Where I was really impressed, though, was Michael Mann’s direction. The cliche is that TV is a writer’s medium, and film a director’s medium. “Luck” is trying to be both, pairing one of the small screen’s all-time great wordsmiths with one of the most meticulous, impressive visual stylists in either movies or television. Various reports suggest the combination was predictably volatile off-camera, but the end result was very impressive. I’ve seen a lot of fictional horse races, but none felt quite as intimate or powerful as Mann’s work here.

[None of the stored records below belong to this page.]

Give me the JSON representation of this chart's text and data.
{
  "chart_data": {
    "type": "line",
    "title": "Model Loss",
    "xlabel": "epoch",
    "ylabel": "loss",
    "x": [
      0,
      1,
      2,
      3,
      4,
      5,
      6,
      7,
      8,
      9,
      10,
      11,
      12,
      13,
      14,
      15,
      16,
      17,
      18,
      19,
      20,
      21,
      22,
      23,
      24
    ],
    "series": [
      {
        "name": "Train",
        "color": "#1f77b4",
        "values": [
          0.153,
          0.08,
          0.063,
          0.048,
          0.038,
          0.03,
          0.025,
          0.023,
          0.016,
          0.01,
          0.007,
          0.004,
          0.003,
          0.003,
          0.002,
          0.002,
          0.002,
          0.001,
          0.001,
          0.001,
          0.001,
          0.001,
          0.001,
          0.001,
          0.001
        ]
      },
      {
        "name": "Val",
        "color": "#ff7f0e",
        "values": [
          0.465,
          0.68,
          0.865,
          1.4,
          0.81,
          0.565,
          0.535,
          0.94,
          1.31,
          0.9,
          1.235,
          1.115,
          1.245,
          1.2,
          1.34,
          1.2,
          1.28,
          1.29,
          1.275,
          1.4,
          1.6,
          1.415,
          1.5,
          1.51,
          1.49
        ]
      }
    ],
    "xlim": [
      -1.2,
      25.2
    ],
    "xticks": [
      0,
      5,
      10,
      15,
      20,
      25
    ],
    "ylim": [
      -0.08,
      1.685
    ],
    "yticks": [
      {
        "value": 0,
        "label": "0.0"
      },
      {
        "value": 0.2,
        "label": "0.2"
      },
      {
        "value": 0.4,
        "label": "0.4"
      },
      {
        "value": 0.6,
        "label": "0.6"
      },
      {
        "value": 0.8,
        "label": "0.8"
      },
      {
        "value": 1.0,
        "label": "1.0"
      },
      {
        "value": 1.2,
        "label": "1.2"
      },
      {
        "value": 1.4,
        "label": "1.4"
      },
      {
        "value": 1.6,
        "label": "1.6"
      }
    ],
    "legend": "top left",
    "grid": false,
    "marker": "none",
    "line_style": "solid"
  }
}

The horses are every bit as important to the show as most of the human characters—the pilot’s big emotional climax involves the 8 horse suffering a bad break in mid-race and having to be put down—and while Milch has no ability to put elaborate sentences into their mouths, Mann found a way to capture the individuality and strong will that so many of the humans ascribe to the horses.
It looked great, it sounded great, and Hoffman and Dennis Farina established a quick, entertaining rapport as Ace Bernstein and his driver/front Gus. Obviously, it could make a very wrong turn into a “John from Cincinnati” within a few episodes, but what I saw last night made me very, very eager for that HBO care package to arrive.

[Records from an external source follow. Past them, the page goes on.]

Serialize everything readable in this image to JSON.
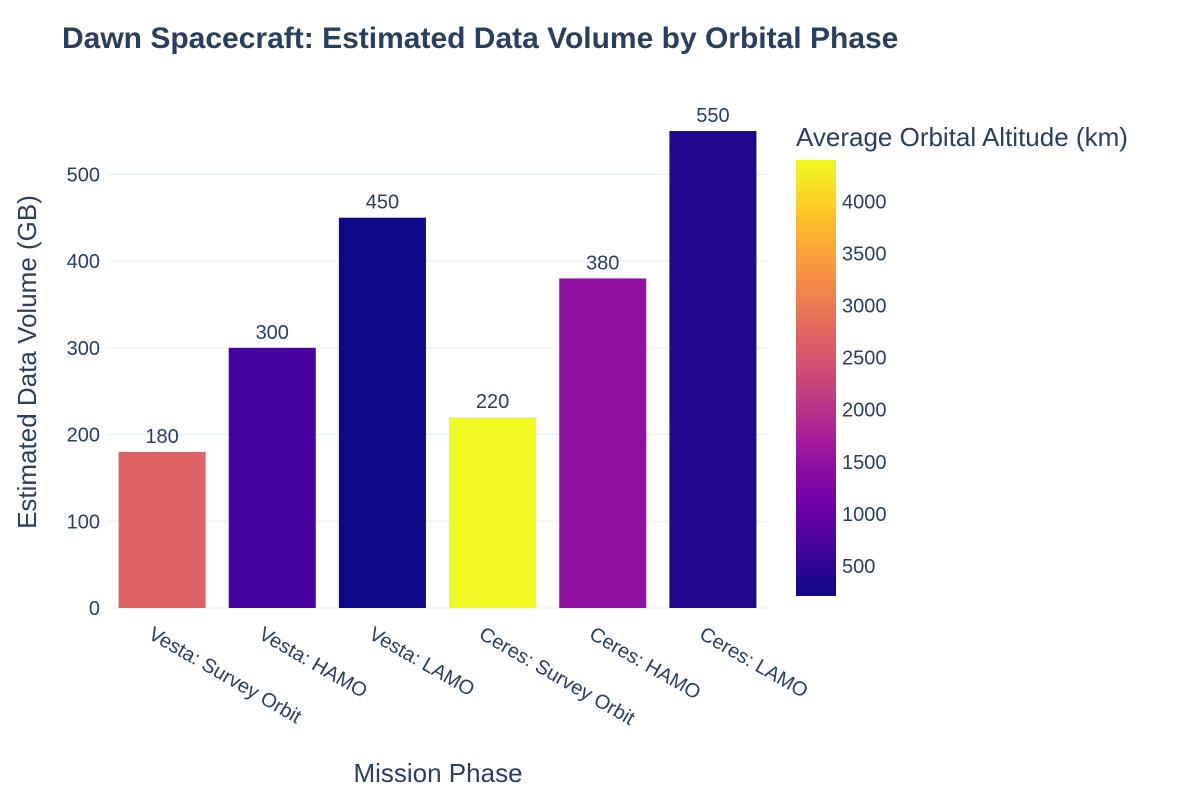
{
  "chart_data": {
    "type": "bar",
    "title": "Dawn Spacecraft: Estimated Data Volume by Orbital Phase",
    "xlabel": "Mission Phase",
    "ylabel": "Estimated Data Volume (GB)",
    "categories": [
      "Vesta: Survey Orbit",
      "Vesta: HAMO",
      "Vesta: LAMO",
      "Ceres: Survey Orbit",
      "Ceres: HAMO",
      "Ceres: LAMO"
    ],
    "values": [
      180,
      300,
      450,
      220,
      380,
      550
    ],
    "color_values": [
      2700,
      680,
      210,
      4400,
      1470,
      385
    ],
    "ylim": [
      0,
      550
    ],
    "yticks": [
      0,
      100,
      200,
      300,
      400,
      500
    ],
    "grid": true,
    "colorbar": {
      "title": "Average Orbital Altitude (km)",
      "range": [
        210,
        4400
      ],
      "ticks": [
        500,
        1000,
        1500,
        2000,
        2500,
        3000,
        3500,
        4000
      ],
      "colorscale": [
        "#0d0887",
        "#46039f",
        "#7201a8",
        "#9c179e",
        "#bd3786",
        "#d8576b",
        "#ed7953",
        "#fb9f3a",
        "#fdca26",
        "#f0f921"
      ]
    },
    "colors": {
      "text": "#2a3f5f",
      "grid": "#e5ecf6"
    }
  }
}
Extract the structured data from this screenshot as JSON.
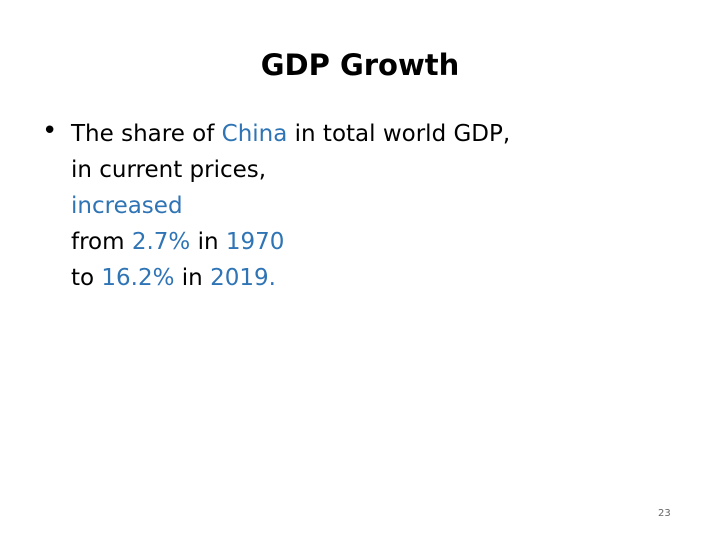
{
  "slide": {
    "title": "GDP Growth",
    "bullet": {
      "lines": [
        [
          {
            "text": "The share of ",
            "color": "#000000"
          },
          {
            "text": "China",
            "color": "#2f74b5"
          },
          {
            "text": " in total world GDP,",
            "color": "#000000"
          }
        ],
        [
          {
            "text": "in current prices,",
            "color": "#000000"
          }
        ],
        [
          {
            "text": "increased",
            "color": "#2f74b5"
          }
        ],
        [
          {
            "text": "from ",
            "color": "#000000"
          },
          {
            "text": "2.7%",
            "color": "#2f74b5"
          },
          {
            "text": " in ",
            "color": "#000000"
          },
          {
            "text": "1970",
            "color": "#2f74b5"
          }
        ],
        [
          {
            "text": "to ",
            "color": "#000000"
          },
          {
            "text": "16.2%",
            "color": "#2f74b5"
          },
          {
            "text": " in ",
            "color": "#000000"
          },
          {
            "text": "2019.",
            "color": "#2f74b5"
          }
        ]
      ]
    },
    "page_number": "23"
  }
}
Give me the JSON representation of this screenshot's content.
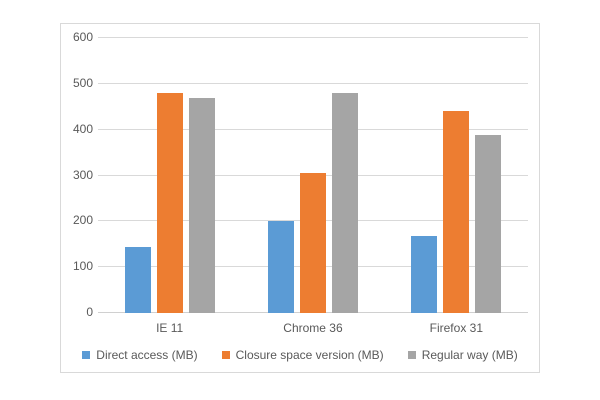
{
  "chart_data": {
    "type": "bar",
    "title": "",
    "categories": [
      "IE 11",
      "Chrome 36",
      "Firefox 31"
    ],
    "series": [
      {
        "name": "Direct access (MB)",
        "color": "#5B9BD5",
        "values": [
          145,
          200,
          168
        ]
      },
      {
        "name": "Closure space version (MB)",
        "color": "#ED7D31",
        "values": [
          480,
          305,
          440
        ]
      },
      {
        "name": "Regular way (MB)",
        "color": "#A5A5A5",
        "values": [
          470,
          480,
          388
        ]
      }
    ],
    "xlabel": "",
    "ylabel": "",
    "ylim": [
      0,
      600
    ],
    "yticks": [
      0,
      100,
      200,
      300,
      400,
      500,
      600
    ],
    "grid": true,
    "legend_position": "bottom"
  },
  "colors": {
    "background": "#FFFFFF",
    "frame_border": "#D9D9D9",
    "gridline": "#D9D9D9",
    "axis_text": "#595959"
  }
}
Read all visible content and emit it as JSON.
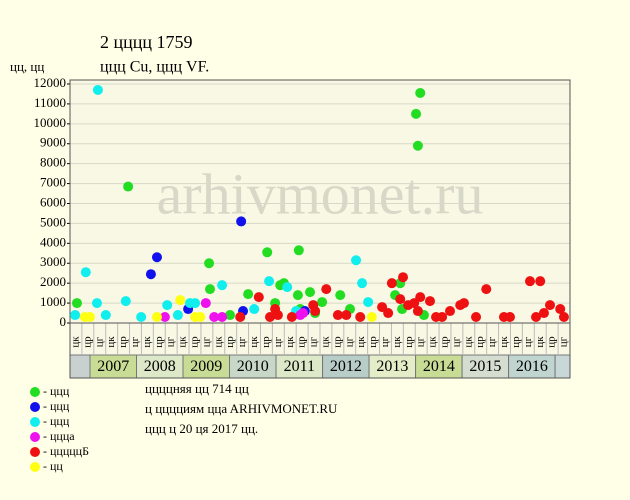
{
  "chart_data": {
    "type": "scatter",
    "title": "2 цццц 1759",
    "subtitle": "ццц Cu, ццц VF.",
    "y_label": "цц, цц",
    "watermark": "arhivmonet.ru",
    "xlim": [
      2006.57,
      2017.32
    ],
    "ylim": [
      0,
      12200
    ],
    "yticks": [
      0,
      1000,
      2000,
      3000,
      4000,
      5000,
      6000,
      7000,
      8000,
      9000,
      10000,
      11000,
      12000
    ],
    "grid": true,
    "years": [
      "2007",
      "2008",
      "2009",
      "2010",
      "2011",
      "2012",
      "2013",
      "2014",
      "2015",
      "2016"
    ],
    "year_colors": [
      "#c8dc96",
      "#dde8c8",
      "#c8dc96",
      "#c8d8c8",
      "#dde8c8",
      "#b8ccc8",
      "#e4ecc8",
      "#c8dc96",
      "#d4ddd0",
      "#c0d4d0"
    ],
    "sublabels": [
      "цк",
      "цр",
      "цг",
      "цк",
      "цр",
      "цг",
      "цк",
      "цр",
      "цг",
      "цк",
      "цр",
      "цг",
      "цк",
      "цр",
      "цг",
      "цк",
      "цр",
      "цг",
      "цк",
      "цр",
      "цг",
      "цк",
      "цр",
      "цг",
      "цк",
      "цр",
      "цг",
      "цк",
      "цр",
      "цг",
      "цк",
      "цр",
      "цг",
      "цк",
      "цр",
      "цг",
      "цк",
      "цр",
      "цг",
      "цк",
      "цр",
      "цг"
    ],
    "series": [
      {
        "name": "- ццц",
        "color": "#22dd22",
        "x": [
          2006.72,
          2007.82,
          2009.56,
          2009.58,
          2010.4,
          2010.81,
          2010.98,
          2011.09,
          2011.17,
          2011.47,
          2011.49,
          2011.73,
          2011.99,
          2012.38,
          2012.59,
          2013.56,
          2013.67,
          2013.71,
          2014.01,
          2014.05,
          2014.1,
          2014.18,
          2010.01,
          2011.52,
          2011.84
        ],
        "values": [
          1000,
          6850,
          3000,
          1700,
          1450,
          3550,
          1000,
          1900,
          2000,
          1400,
          3650,
          1550,
          1050,
          1400,
          700,
          1400,
          2000,
          700,
          10500,
          8900,
          11550,
          400,
          400,
          700,
          500
        ]
      },
      {
        "name": "- ццц",
        "color": "#1111ee",
        "x": [
          2008.31,
          2008.44,
          2009.11,
          2010.25,
          2010.29,
          2011.62
        ],
        "values": [
          2450,
          3300,
          700,
          5100,
          600,
          600
        ]
      },
      {
        "name": "- ццц",
        "color": "#11eeee",
        "x": [
          2006.68,
          2007.17,
          2006.91,
          2007.15,
          2007.77,
          2007.34,
          2008.66,
          2008.89,
          2009.15,
          2009.26,
          2009.84,
          2010.85,
          2011.24,
          2011.43,
          2012.72,
          2012.85,
          2012.98,
          2010.53,
          2008.1
        ],
        "values": [
          400,
          11700,
          2550,
          1000,
          1100,
          400,
          900,
          400,
          1000,
          1000,
          1900,
          2100,
          1800,
          600,
          3150,
          2000,
          1050,
          700,
          300
        ]
      },
      {
        "name": "- ццца",
        "color": "#ee11ee",
        "x": [
          2008.61,
          2009.49,
          2009.67,
          2009.84,
          2011.52,
          2011.58
        ],
        "values": [
          300,
          1000,
          300,
          300,
          400,
          500
        ]
      },
      {
        "name": "- цццццБ",
        "color": "#ee1111",
        "x": [
          2010.23,
          2010.63,
          2010.87,
          2010.98,
          2011.04,
          2011.34,
          2011.8,
          2011.84,
          2012.08,
          2012.33,
          2012.51,
          2012.81,
          2013.28,
          2013.41,
          2013.49,
          2013.67,
          2013.73,
          2013.84,
          2013.97,
          2014.05,
          2014.1,
          2014.31,
          2014.44,
          2014.57,
          2014.74,
          2014.96,
          2015.04,
          2015.3,
          2015.52,
          2015.9,
          2016.03,
          2016.46,
          2016.59,
          2016.68,
          2016.76,
          2016.89,
          2017.11,
          2017.19
        ],
        "values": [
          300,
          1300,
          300,
          700,
          400,
          300,
          900,
          600,
          1700,
          400,
          400,
          300,
          800,
          500,
          2000,
          1200,
          2300,
          900,
          1000,
          600,
          1300,
          1100,
          300,
          300,
          600,
          900,
          1000,
          300,
          1700,
          300,
          300,
          2100,
          300,
          2100,
          500,
          900,
          700,
          300
        ]
      },
      {
        "name": "- цц",
        "color": "#ffff11",
        "x": [
          2006.89,
          2007.0,
          2008.94,
          2008.44,
          2009.26,
          2009.37,
          2013.06
        ],
        "values": [
          300,
          300,
          1150,
          300,
          300,
          300,
          300
        ]
      }
    ],
    "notes": [
      "ццццняя цц 714 цц",
      "ц цццциям ццa ARHIVMONET.RU",
      "ццц ц 20 ця 2017 цц."
    ]
  }
}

What did everybody else think? Did the sneak preview make you more or less excited for the series to debut late next month?December 12, 2011 at 12:21 pm #234511
Well well… Solid pilot! Very glad I saw it. Next to Homeland, the best pilot of the year.December 12, 2011 at 2:07 pm #234512
HBO has confirmed that will send the entire season for critics. The last show they did this for was The Wire. If you ask me, that’s a fucking good sign.January 27, 2012 at 7:32 pm #234513
Well, since it premieres this sunday, I thought I’d bump this thread. Right now the season has a 74 on Metacritic. Meaning it’s a divisive show. because the high grades for this thing are several and they are very high, but it also has some mixed.
However, even if it becomes too divisive to be nominated for Drama (which I’m not sure it’s the case), it still looks liely to get several other nominations, especially in Directing (besides Michael Mann, other big and/or acclaimed names are doing here too, including Phillip Noyce in episode 4, that seems to be the favorite of some critics).